Asia Bibi, a Pakistani Christian woman who was acquitted of blasphemy charges, was reunited this week with her family in Canada. The family's exact location remains secret due to concerns for her safety.

Asia Bibi listens to officials at a prison near Lahore, Pakistan, on Nov. 20, 2010. (AP Photo, File)

WINNIPEG, Canada (RNS) — When he heard that Asia Bibi — the Pakistani Christian woman acquitted of blasphemy — was on her way to Canada, Nadeem Bhatti could hardly believe it.

“We had been told three or four times she was going to be leaving, but it never turned out,” said Bhatti, a friend of the family who last spoke to Bibi three days ago.

On Tuesday (May 7), Bibi, whose death sentence was overturned late last year, left Pakistan for her new home in this country.


“She is very happy to be here, but very tired,” he said after having spoken to the family. “She is very glad to be reunited with her daughters.”

The daughters, both in their late teens, arrived in Canada last December while Bibi and her husband, Ashiq Masih, remained behind in Pakistan awaiting permission to leave.

Bhatti said the ordeal has taken a toll on Bibi.

“She missed her daughters so much,” he said, noting she often asked “how they are doing, and feeling bad she wasn’t there to help them.”

Now that the family is back together, they are asking for privacy and time for everyone to rest and heal, he said.

“They need time alone,” he said, adding “they have a very good support group to help them.”

Ashraf Asim Jalali, second from left, leader of Pakistan’s far-right Islamist political party, Tehreek-e-Labbaik, addresses a news conference regarding the acquittal of Christian woman Asia Bibi, in Lahore, Pakistan, on Nov. 8, 2018. Radical Islamists demanded that Bibi be publicly executed. (AP Photo/K.M. Chaudary)


The family’s location in Canada is being kept secret, Bhatti said, due to ongoing death threats. This includes a threat from an Islamist extremist in Pakistan who called on Muslims in other countries to kill her when she was allowed to leave that country.

Bhatti, who has been advocating for Bibi’s release since 2011, expressed his “heartfelt thanks to the Canadian government officials who worked to bring her to Canada.”

While Bibi’s arrival in Canada “is an answer to prayer,” he added there are “many more Christians in Pakistan and other countries whose lives are also in danger. We need to keep praying for them.”

Bib’s coming to Canada brings to an end a case going back to 2009, when the young Catholic woman was accused by her Muslim neighbors of insulting the Prophet Muhammad.

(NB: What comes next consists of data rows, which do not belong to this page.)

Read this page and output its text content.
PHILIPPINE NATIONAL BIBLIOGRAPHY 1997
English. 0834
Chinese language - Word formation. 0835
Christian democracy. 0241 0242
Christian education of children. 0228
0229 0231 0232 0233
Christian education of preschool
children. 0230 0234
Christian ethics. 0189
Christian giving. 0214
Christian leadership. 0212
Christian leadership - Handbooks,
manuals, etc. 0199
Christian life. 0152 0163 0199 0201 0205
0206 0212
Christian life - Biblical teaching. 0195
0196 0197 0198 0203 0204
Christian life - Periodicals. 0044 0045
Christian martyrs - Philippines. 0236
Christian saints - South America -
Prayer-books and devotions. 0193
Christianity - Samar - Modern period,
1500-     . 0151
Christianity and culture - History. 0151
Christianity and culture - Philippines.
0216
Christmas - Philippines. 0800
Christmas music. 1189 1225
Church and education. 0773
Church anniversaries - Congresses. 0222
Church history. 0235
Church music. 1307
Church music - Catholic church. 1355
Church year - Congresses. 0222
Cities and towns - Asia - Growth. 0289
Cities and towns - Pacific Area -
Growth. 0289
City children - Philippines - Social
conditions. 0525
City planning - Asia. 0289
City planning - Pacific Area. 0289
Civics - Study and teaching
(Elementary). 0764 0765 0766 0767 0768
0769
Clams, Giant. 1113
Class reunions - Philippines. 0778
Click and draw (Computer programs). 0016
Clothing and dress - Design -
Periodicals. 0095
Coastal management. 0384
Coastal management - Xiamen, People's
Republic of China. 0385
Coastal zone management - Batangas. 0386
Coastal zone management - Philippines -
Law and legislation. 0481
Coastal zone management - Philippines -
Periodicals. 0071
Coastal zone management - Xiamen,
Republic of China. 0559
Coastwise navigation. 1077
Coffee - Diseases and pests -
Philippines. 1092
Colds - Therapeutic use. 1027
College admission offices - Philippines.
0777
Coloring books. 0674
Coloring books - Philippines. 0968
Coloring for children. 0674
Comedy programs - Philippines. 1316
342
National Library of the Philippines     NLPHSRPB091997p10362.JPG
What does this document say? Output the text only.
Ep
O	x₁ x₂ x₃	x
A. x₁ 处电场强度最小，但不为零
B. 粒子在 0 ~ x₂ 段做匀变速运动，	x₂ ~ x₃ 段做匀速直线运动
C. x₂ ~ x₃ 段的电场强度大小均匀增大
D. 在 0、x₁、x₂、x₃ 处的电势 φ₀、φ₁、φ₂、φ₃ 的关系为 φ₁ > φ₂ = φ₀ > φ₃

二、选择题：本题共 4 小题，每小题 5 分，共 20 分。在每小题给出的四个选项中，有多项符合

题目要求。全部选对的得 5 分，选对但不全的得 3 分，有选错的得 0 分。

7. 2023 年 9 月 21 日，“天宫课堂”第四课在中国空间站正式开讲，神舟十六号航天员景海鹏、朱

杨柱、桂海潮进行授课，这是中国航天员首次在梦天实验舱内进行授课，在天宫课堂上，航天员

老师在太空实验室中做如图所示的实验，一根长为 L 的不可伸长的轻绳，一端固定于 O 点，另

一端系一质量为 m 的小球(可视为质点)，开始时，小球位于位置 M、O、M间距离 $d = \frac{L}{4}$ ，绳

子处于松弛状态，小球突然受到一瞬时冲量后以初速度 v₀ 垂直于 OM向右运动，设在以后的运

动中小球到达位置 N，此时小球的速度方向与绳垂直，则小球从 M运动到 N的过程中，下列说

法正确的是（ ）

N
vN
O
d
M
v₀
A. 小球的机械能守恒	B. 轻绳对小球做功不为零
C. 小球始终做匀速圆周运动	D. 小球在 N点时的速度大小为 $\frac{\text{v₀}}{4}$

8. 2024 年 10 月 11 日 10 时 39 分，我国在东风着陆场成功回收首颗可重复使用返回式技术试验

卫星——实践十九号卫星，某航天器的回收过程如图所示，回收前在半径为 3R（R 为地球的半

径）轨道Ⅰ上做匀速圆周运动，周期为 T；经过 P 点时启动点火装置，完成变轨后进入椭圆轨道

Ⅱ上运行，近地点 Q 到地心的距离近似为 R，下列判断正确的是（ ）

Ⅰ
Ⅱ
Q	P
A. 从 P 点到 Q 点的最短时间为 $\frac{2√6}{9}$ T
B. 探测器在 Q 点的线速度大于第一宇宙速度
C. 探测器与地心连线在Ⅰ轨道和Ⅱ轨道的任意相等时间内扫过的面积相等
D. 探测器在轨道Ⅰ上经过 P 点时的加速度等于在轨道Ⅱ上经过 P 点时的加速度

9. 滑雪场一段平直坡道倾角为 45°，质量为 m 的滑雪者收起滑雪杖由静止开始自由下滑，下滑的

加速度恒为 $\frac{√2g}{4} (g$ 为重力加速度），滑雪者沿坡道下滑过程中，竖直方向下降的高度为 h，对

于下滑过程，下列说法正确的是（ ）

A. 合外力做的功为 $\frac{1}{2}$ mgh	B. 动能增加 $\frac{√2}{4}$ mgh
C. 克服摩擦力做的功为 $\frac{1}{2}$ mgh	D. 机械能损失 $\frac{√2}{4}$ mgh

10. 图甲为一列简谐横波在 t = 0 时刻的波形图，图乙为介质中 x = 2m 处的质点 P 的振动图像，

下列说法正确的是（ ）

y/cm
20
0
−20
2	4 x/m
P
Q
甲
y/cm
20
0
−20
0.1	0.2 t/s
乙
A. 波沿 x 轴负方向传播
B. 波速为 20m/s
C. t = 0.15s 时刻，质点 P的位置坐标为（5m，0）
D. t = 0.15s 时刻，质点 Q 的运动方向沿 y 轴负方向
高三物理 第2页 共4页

She maintained her innocence but was sentenced to death in 2010. She languished in prison for eight years until fall, last year, when Pakistan’s Supreme Court overturned the conviction.

After her acquittal, Bibi was set free. But death threats from radical religious hard-liners forced her and her family into hiding. In December, her daughters quietly slipped out of Pakistan and made their way to Canada.


In January, Pakistan’s Supreme Court reaffirmed its decision, clearing the way for Bibi to leave.